The markings will lessen in intensity as the deeper issues are resolved and the stagnation and toxins have been dredged up and flushed out of the body through the circulatory system, expulsion from the pores and sweat. If the person receiving treatment sweats a lot on a daily basis – no marks may ever occur. Sweating is a great after treatment follow-up to help get rid of the toxins you’ve released.

Although the marks look painful, they are not. Receivers usually feel an immediate sense of relief that can last for a week or more.

Cupping on Athletes at the Olympics

Frequency of Treatments

It is advisable to wait until the cupping marks from the previous treatment have faded before performing another cupping treatment. This can be several days to several weeks. The effects of cupping are cumulative and the treatment should be repeated until the condition or ailment is resolved. After several cupping treatments the severity of the marks will usually diminish with each follow up treatment, indicating that the stagnation in the tissues has decreased.

Self-Care After a Cupping Treatment

After treatment the patient is advised to keep the area protected from wind, cold and direct sun until the marks have faded. They are also encouraged to drink plenty of water and eat moderately.

Tools

There are several different types of cups you can use. I recommend the plastic cups with a hand pump. You can purchase an inexpensive set of plastic cups from amazon. https://www.amazon.com/gp/product/B00AI1W8NI/ref=ppx_yo_dt_b_search_asin_title?ie=UTF8&psc=1

There are many different oils or salves you could use to lubricate the skin for cupping. It is recommended to use an organic, non-petroleum product.

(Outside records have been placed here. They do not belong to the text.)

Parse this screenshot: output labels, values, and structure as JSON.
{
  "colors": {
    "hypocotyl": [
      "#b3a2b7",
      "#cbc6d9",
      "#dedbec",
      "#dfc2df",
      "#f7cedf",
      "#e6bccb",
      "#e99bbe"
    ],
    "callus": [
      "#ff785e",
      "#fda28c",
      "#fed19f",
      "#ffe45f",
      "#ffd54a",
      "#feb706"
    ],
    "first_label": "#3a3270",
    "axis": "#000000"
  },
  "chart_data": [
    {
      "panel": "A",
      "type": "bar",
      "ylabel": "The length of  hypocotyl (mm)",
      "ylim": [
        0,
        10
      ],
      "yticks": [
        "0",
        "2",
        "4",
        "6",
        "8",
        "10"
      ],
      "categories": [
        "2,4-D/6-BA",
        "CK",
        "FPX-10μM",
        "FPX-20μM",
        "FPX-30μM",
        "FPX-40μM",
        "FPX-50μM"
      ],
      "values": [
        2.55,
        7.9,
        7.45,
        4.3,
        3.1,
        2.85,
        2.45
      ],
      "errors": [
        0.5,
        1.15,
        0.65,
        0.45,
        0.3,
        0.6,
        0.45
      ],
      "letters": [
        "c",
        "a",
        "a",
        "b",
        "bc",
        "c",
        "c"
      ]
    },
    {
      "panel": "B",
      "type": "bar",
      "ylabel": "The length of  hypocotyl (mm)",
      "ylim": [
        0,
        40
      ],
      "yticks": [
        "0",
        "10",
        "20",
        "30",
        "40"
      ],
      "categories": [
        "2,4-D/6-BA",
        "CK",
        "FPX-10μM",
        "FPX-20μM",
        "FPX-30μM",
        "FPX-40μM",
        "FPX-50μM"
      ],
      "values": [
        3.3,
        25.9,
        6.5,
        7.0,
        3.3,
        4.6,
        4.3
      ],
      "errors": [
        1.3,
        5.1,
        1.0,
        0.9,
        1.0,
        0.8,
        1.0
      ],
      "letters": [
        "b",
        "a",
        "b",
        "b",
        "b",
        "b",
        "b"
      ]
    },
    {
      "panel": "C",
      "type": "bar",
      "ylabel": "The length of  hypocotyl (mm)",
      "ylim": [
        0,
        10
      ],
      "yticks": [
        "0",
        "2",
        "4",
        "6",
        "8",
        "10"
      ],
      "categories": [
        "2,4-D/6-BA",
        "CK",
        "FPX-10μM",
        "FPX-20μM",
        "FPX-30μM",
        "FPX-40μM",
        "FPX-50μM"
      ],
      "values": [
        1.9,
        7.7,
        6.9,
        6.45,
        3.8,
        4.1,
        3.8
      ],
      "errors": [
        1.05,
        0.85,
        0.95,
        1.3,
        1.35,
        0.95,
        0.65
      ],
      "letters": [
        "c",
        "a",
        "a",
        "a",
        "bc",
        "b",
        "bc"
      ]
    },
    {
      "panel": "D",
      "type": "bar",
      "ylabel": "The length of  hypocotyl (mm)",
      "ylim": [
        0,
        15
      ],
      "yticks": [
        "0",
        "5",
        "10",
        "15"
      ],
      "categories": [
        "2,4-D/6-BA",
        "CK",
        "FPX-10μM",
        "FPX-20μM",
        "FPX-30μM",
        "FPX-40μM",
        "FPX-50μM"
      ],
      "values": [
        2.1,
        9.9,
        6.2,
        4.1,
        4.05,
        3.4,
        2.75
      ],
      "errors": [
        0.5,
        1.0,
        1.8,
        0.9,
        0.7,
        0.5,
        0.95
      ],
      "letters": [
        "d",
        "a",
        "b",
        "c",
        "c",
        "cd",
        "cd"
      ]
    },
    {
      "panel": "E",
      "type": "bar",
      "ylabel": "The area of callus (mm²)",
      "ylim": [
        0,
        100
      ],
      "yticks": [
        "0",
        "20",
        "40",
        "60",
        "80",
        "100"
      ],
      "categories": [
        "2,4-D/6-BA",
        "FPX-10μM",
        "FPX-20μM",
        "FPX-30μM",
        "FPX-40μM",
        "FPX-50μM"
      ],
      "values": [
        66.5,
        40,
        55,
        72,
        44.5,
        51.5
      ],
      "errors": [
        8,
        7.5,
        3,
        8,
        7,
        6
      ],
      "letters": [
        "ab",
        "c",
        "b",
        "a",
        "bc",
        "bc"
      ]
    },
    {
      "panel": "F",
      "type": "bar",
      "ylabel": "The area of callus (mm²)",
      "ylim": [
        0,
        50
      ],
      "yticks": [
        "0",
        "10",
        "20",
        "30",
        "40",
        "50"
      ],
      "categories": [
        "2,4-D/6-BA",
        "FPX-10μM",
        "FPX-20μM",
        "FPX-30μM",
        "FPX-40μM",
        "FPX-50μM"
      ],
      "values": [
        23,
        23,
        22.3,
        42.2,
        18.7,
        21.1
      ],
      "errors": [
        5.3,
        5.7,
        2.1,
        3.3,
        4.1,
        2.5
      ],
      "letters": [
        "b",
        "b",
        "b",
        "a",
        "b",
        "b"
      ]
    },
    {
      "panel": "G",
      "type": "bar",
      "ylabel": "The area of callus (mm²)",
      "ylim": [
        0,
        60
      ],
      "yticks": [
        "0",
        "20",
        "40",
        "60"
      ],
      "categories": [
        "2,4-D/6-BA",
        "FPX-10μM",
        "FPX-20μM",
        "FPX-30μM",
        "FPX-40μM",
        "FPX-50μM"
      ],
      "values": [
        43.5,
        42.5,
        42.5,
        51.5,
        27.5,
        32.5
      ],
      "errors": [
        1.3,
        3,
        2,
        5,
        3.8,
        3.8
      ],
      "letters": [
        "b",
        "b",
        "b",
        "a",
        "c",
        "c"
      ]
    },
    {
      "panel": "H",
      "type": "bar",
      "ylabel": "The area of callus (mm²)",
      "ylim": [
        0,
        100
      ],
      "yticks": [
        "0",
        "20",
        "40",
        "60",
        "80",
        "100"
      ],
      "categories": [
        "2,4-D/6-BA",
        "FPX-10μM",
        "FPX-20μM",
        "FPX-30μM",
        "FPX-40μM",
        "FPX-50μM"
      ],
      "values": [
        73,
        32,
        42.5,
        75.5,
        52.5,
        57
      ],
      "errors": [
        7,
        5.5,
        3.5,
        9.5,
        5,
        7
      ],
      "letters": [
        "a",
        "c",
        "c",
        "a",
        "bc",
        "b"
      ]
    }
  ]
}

You can use coconut, olive or sesame oil, although I prefer one that includes medicinal herbs for opening the tissues for pain relief such as Burt’s Bees Badger Balm.

Inexpensive starter cupping set
Cupping at work
Clean up

Always wash your cups/tools with warm soapy water, then soak them in a 10% bleach solution or use medical grade disinfectant wipes to assure cleanliness.